Нет, не получится из меня рыбака! Степь приучила меня всегда чувствовать под собой твердую землю. О чем не переставал я упорно мечтать — это о возможности учиться. Вот на что я согласился бы! Перед этой мечтой все отступало: и работа, и романтика приключений. Такие слова, как «гимназия», «реальное училище», «учительская семинария», «университет», отдавались во мне музыкой, манили в неясное солнечное будущее… Гимназисты и студенты казались мне необыкновенными существами.

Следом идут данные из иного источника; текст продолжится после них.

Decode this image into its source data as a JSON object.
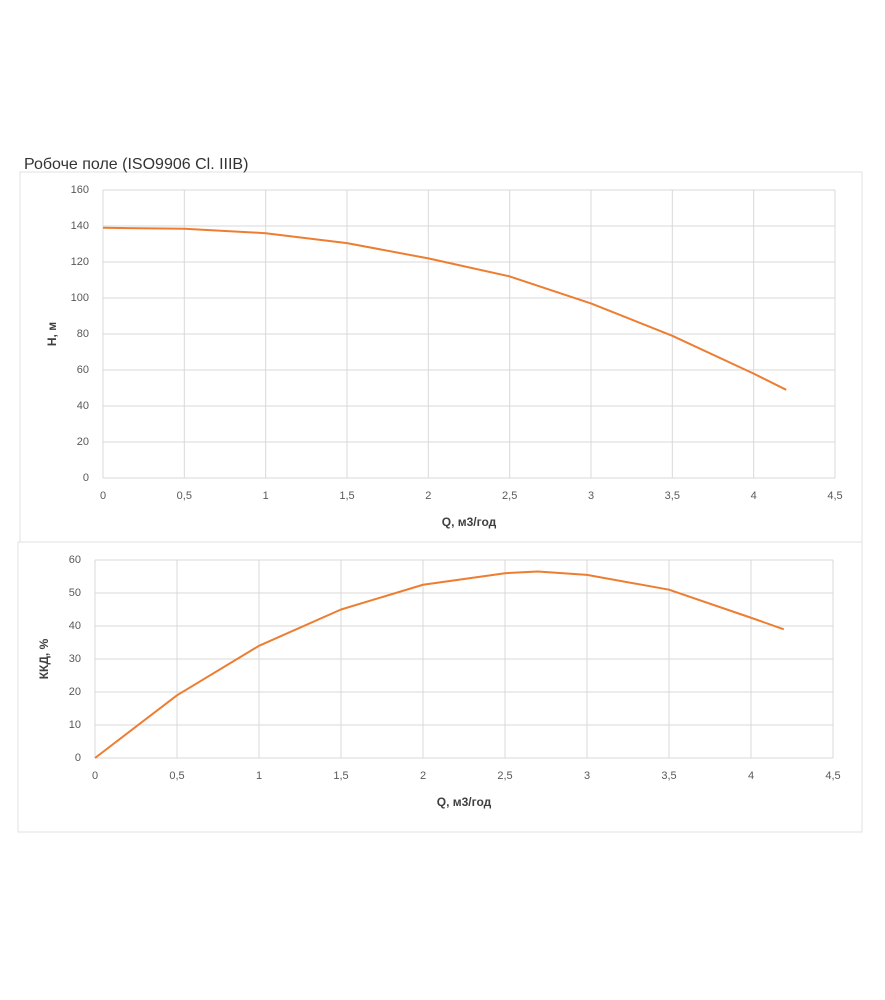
{
  "chart_data": [
    {
      "type": "line",
      "title": "Робоче поле (ISO9906 Cl. IIIB)",
      "x_label": "Q, м3/год",
      "y_label": "H, м",
      "x": [
        0,
        0.5,
        1,
        1.5,
        2,
        2.5,
        3,
        3.5,
        4,
        4.2
      ],
      "series": [
        {
          "name": "H",
          "color": "#ed7d31",
          "values": [
            139,
            138.5,
            136,
            130.5,
            122,
            112,
            97,
            79,
            58,
            49
          ]
        }
      ],
      "xlim": [
        0,
        4.5
      ],
      "xticks": [
        0,
        {
          "value": 0.5,
          "label": "0,5"
        },
        1,
        {
          "value": 1.5,
          "label": "1,5"
        },
        2,
        {
          "value": 2.5,
          "label": "2,5"
        },
        3,
        {
          "value": 3.5,
          "label": "3,5"
        },
        4,
        {
          "value": 4.5,
          "label": "4,5"
        }
      ],
      "ylim": [
        0,
        160
      ],
      "yticks": [
        0,
        20,
        40,
        60,
        80,
        100,
        120,
        140,
        160
      ],
      "grid": true
    },
    {
      "type": "line",
      "x_label": "Q, м3/год",
      "y_label": "ККД, %",
      "x": [
        0,
        0.5,
        1,
        1.5,
        2,
        2.5,
        2.7,
        3,
        3.5,
        4,
        4.2
      ],
      "series": [
        {
          "name": "ККД",
          "color": "#ed7d31",
          "values": [
            0,
            19,
            34,
            45,
            52.5,
            56,
            56.5,
            55.5,
            51,
            42.5,
            39
          ]
        }
      ],
      "xlim": [
        0,
        4.5
      ],
      "xticks": [
        0,
        {
          "value": 0.5,
          "label": "0,5"
        },
        1,
        {
          "value": 1.5,
          "label": "1,5"
        },
        2,
        {
          "value": 2.5,
          "label": "2,5"
        },
        3,
        {
          "value": 3.5,
          "label": "3,5"
        },
        4,
        {
          "value": 4.5,
          "label": "4,5"
        }
      ],
      "ylim": [
        0,
        60
      ],
      "yticks": [
        0,
        10,
        20,
        30,
        40,
        50,
        60
      ],
      "grid": true
    }
  ]
}
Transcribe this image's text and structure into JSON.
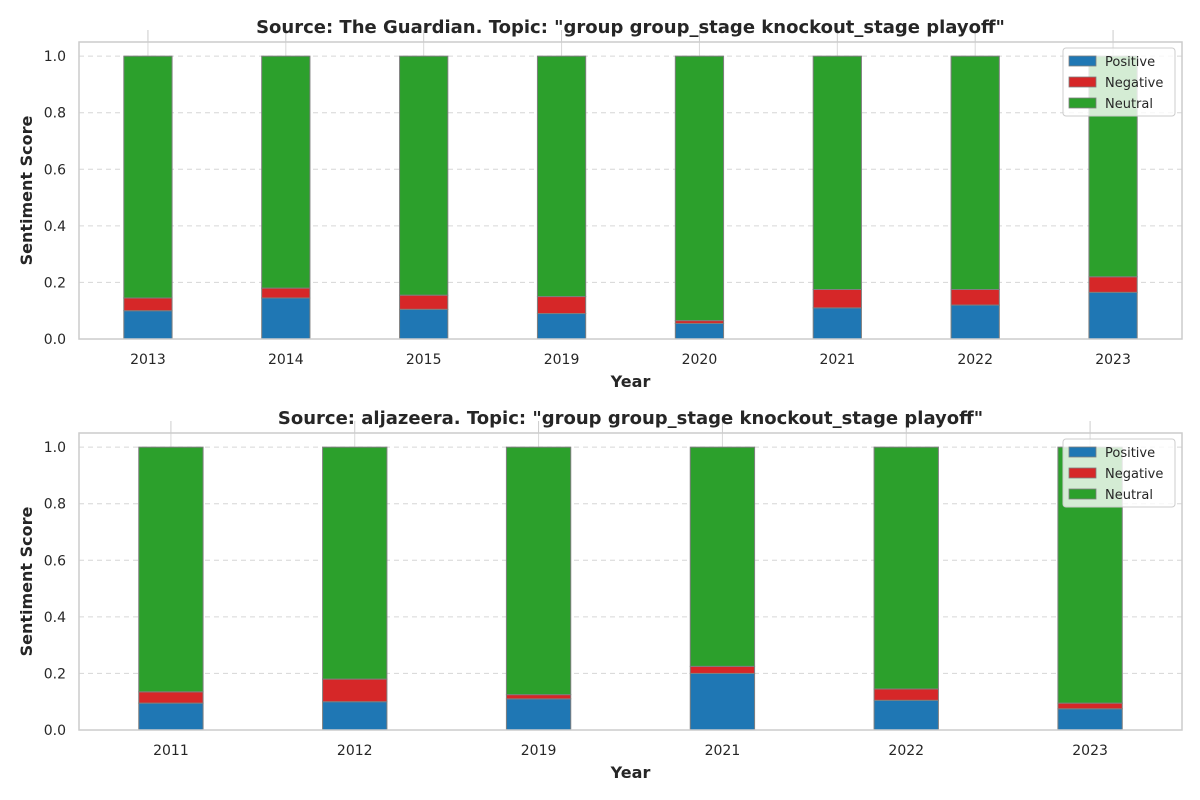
{
  "chart_data": [
    {
      "type": "bar",
      "stacked": true,
      "title": "Source: The Guardian. Topic: \"group group_stage knockout_stage playoff\"",
      "xlabel": "Year",
      "ylabel": "Sentiment Score",
      "ylim": [
        0,
        1.05
      ],
      "yticks": [
        "0.0",
        "0.2",
        "0.4",
        "0.6",
        "0.8",
        "1.0"
      ],
      "grid": true,
      "legend": "top-right",
      "categories": [
        "2013",
        "2014",
        "2015",
        "2019",
        "2020",
        "2021",
        "2022",
        "2023"
      ],
      "series": [
        {
          "name": "Positive",
          "color": "#1f77b4",
          "values": [
            0.1,
            0.145,
            0.105,
            0.09,
            0.055,
            0.11,
            0.12,
            0.165
          ]
        },
        {
          "name": "Negative",
          "color": "#d62728",
          "values": [
            0.045,
            0.035,
            0.05,
            0.06,
            0.01,
            0.065,
            0.055,
            0.055
          ]
        },
        {
          "name": "Neutral",
          "color": "#2ca02c",
          "values": [
            0.855,
            0.82,
            0.845,
            0.85,
            0.935,
            0.825,
            0.825,
            0.78
          ]
        }
      ]
    },
    {
      "type": "bar",
      "stacked": true,
      "title": "Source: aljazeera. Topic: \"group group_stage knockout_stage playoff\"",
      "xlabel": "Year",
      "ylabel": "Sentiment Score",
      "ylim": [
        0,
        1.05
      ],
      "yticks": [
        "0.0",
        "0.2",
        "0.4",
        "0.6",
        "0.8",
        "1.0"
      ],
      "grid": true,
      "legend": "top-right",
      "categories": [
        "2011",
        "2012",
        "2019",
        "2021",
        "2022",
        "2023"
      ],
      "series": [
        {
          "name": "Positive",
          "color": "#1f77b4",
          "values": [
            0.095,
            0.1,
            0.11,
            0.2,
            0.105,
            0.075
          ]
        },
        {
          "name": "Negative",
          "color": "#d62728",
          "values": [
            0.04,
            0.08,
            0.015,
            0.025,
            0.04,
            0.02
          ]
        },
        {
          "name": "Neutral",
          "color": "#2ca02c",
          "values": [
            0.865,
            0.82,
            0.875,
            0.775,
            0.855,
            0.905
          ]
        }
      ]
    }
  ]
}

Я уже знал двух студентов в хуторе — веселого, влюбленного в Дасечку Панютину поповича и сына хуторского купца Муромского Павла — коренастого технолога в черной тужурке с бархатными наплечниками и фуражке с темно-зеленым околышем. Он проводил дома только летние каникулы, сторонился хуторских парней и девушек, появлялся на улице лишь в обществе сынков и дочек попов и лавочников… Ходил он в расстегнутой темно-синей косоворотке под небрежно накинутой на плечи тужуркой, из-под сдвинутой на затылок фуражки беспорядочно торчали пепельно-русые, давно не стриженные кудри.
Иногда я заставал его в библиотеке; он подолгу рылся в книгах, набирал их целую охапку, и новый библиотекарь — Вукол Александрович, не разрешавший никому брать на дом более двух книг, позволял студенту уносить их десятками да еще провожал почтительным поклоном.
Я испытывал к студенту благоговейную зависть. Студент казался мне воплощением недосягаемого ума, начитанности и мудрости. Однажды я столкнулся с ним в дверях библиотеки; он взглянул на меня, как на подвернувшуюся под ноги кошку, и бесцеремонно отстранил локтем.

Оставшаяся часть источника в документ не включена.